The Design of Everyday Things

by Don Norman

The Design of Everyday Things cover

The Design of Everyday Things is the kind of book that makes you suspicious of every door handle for a few weeks. That sounds small, but it is exactly the point. Design covers screens, brands, tasteful spacing, and the silent contract between an object and the person trying to use it.

Norman keeps returning to a brutal but liberating idea: when people make mistakes, the design often helped them fail. Bad feedback, hidden affordances, misleading signifiers, and broken conceptual models create confusion, then the user gets blamed for being careless. Very convenient. Also very lazy.

What the book really does is scratch the surface of a much larger discipline. Affordances, signifiers, mappings, constraints, feedback, conceptual models: these words give precision to things that otherwise remain vibes. They help explain why one interaction feels obvious and another makes a normal adult stare at a washing machine like it has betrayed civilization.

This has become very real for me. My professional responsibilities and my personal work increasingly require UI and UX judgment. At work, the goal has to reach beyond my private taste. It has to be useful for colleagues, and it has to respect the paths real users may take when they meet the system from the outside.

BusyBenji makes this even harder because I am often the only user while building it. That is dangerous. Being the only user can blind you to your own bad assumptions.

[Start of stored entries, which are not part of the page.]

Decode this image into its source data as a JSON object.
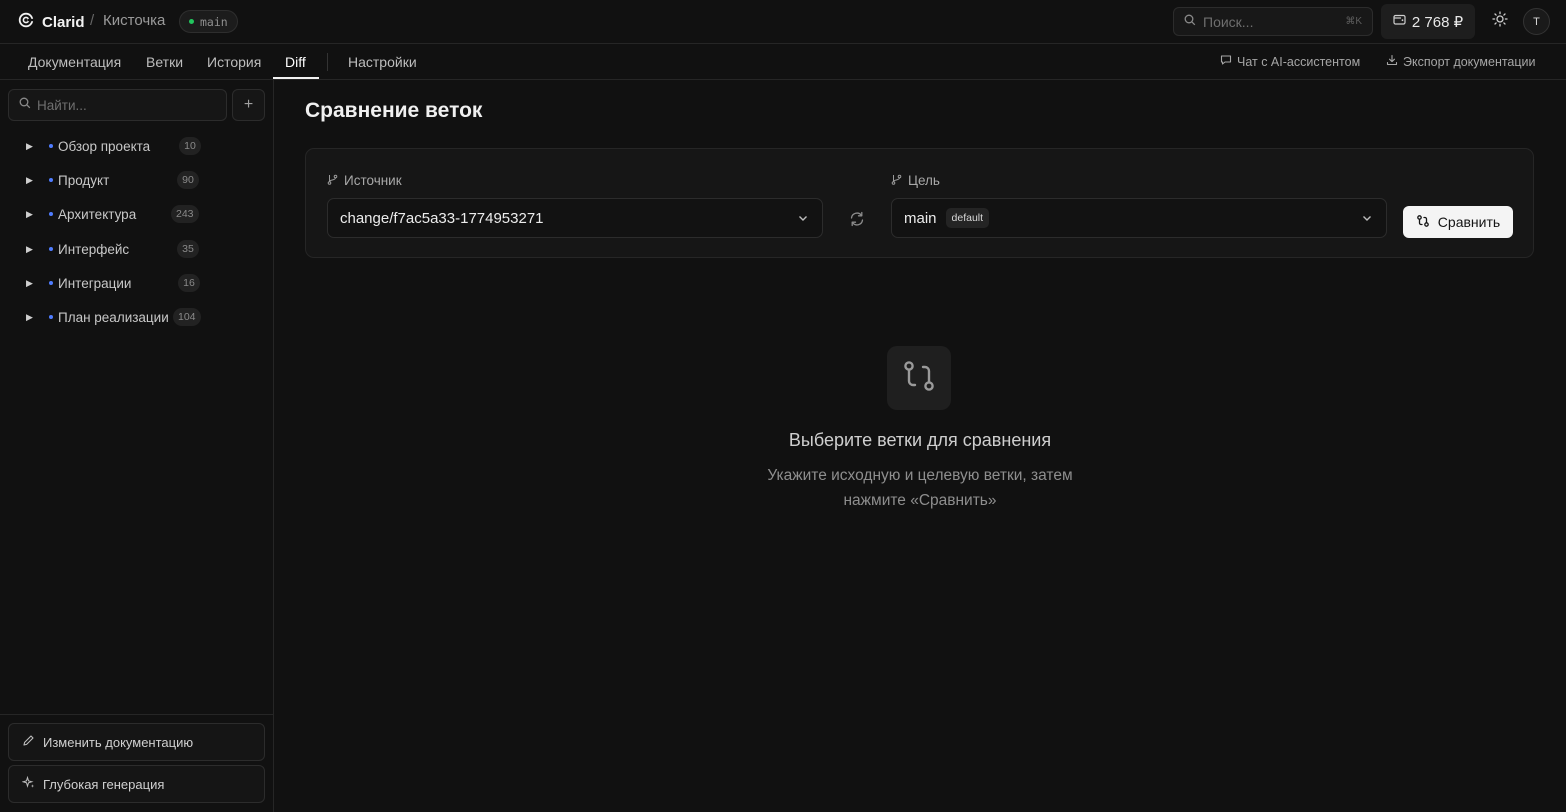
{
  "header": {
    "app_name": "Clarid",
    "separator": "/",
    "project": "Кисточка",
    "branch": "main",
    "search_placeholder": "Поиск...",
    "search_shortcut": "⌘K",
    "balance": "2 768 ₽",
    "avatar_initial": "T"
  },
  "nav": {
    "tabs": [
      {
        "label": "Документация"
      },
      {
        "label": "Ветки"
      },
      {
        "label": "История"
      },
      {
        "label": "Diff"
      },
      {
        "label": "Настройки"
      }
    ],
    "active_tab": "Diff",
    "links": {
      "chat": "Чат с AI-ассистентом",
      "export": "Экспорт документации"
    }
  },
  "sidebar": {
    "search_placeholder": "Найти...",
    "add_label": "+",
    "items": [
      {
        "label": "Обзор проекта",
        "count": "10"
      },
      {
        "label": "Продукт",
        "count": "90"
      },
      {
        "label": "Архитектура",
        "count": "243"
      },
      {
        "label": "Интерфейс",
        "count": "35"
      },
      {
        "label": "Интеграции",
        "count": "16"
      },
      {
        "label": "План реализации",
        "count": "104"
      }
    ],
    "buttons": {
      "edit": "Изменить документацию",
      "deep": "Глубокая генерация"
    }
  },
  "main": {
    "title": "Сравнение веток",
    "source": {
      "label": "Источник",
      "value": "change/f7ac5a33-1774953271"
    },
    "target": {
      "label": "Цель",
      "value": "main",
      "badge": "default"
    },
    "compare_label": "Сравнить",
    "empty": {
      "title": "Выберите ветки для сравнения",
      "desc_line1": "Укажите исходную и целевую ветки, затем",
      "desc_line2": "нажмите «Сравнить»"
    }
  },
  "colors": {
    "background": "#111111",
    "branch_dot": "#22c55e",
    "tree_dot": "#4f7cff",
    "button_bg": "#f4f4f4"
  }
}
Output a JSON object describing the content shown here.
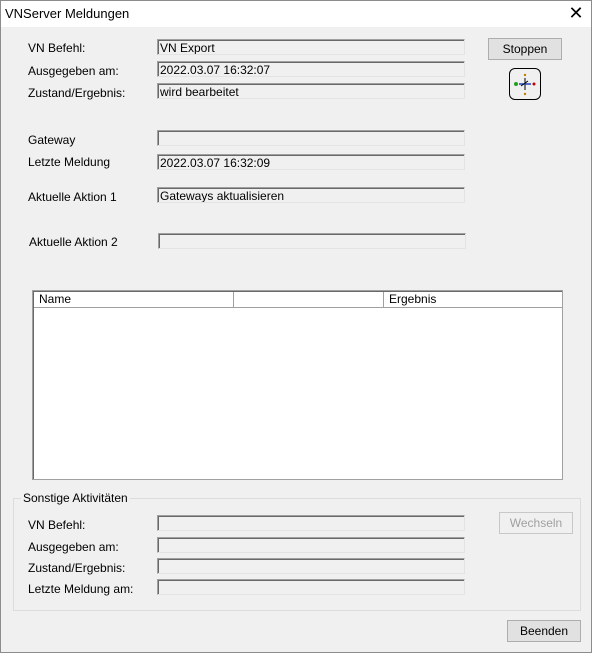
{
  "window": {
    "title": "VNServer Meldungen"
  },
  "main": {
    "vn_befehl_label": "VN Befehl:",
    "vn_befehl_value": "VN Export",
    "ausgegeben_label": "Ausgegeben am:",
    "ausgegeben_value": "2022.03.07 16:32:07",
    "zustand_label": "Zustand/Ergebnis:",
    "zustand_value": "wird bearbeitet",
    "gateway_label": "Gateway",
    "gateway_value": "",
    "letzte_label": "Letzte Meldung",
    "letzte_value": "2022.03.07 16:32:09",
    "aktion1_label": "Aktuelle Aktion 1",
    "aktion1_value": "Gateways aktualisieren",
    "aktion2_label": "Aktuelle Aktion 2",
    "aktion2_value": ""
  },
  "buttons": {
    "stoppen": "Stoppen",
    "wechseln": "Wechseln",
    "beenden": "Beenden"
  },
  "table": {
    "columns": [
      "Name",
      "",
      "Ergebnis"
    ],
    "rows": []
  },
  "sonstige": {
    "title": "Sonstige Aktivitäten",
    "vn_befehl_label": "VN Befehl:",
    "vn_befehl_value": "",
    "ausgegeben_label": "Ausgegeben am:",
    "ausgegeben_value": "",
    "zustand_label": "Zustand/Ergebnis:",
    "zustand_value": "",
    "letzte_label": "Letzte Meldung am:",
    "letzte_value": ""
  },
  "icons": {
    "close": "close-icon",
    "status": "network-status-icon"
  }
}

Something may look elegant to me because I know the architecture, the intention, and the hidden shortcuts. Someone else only sees the interface, and the interface has to speak for itself.

This is where my head starts to hurt in a useful way. How do you avoid bloating the UI while still making the system understandable? How do you use charts, cards, tables, labels, empty states, affordances, spacing, and hierarchy without turning the screen into a decorated manual? The visual cortex is powerful. The whole point of UI is to make structure visible before the user has to think too much.

Words matter too. A button label can carry intent or create doubt. A section title can clarify the model or add fog. Good design communicates through visual structure, language, and the quiet confidence of things being where the user expects them.

The book stayed with me because it makes design feel closer to responsibility than taste. When a product confuses people, the confusion usually points back to something the product failed to communicate.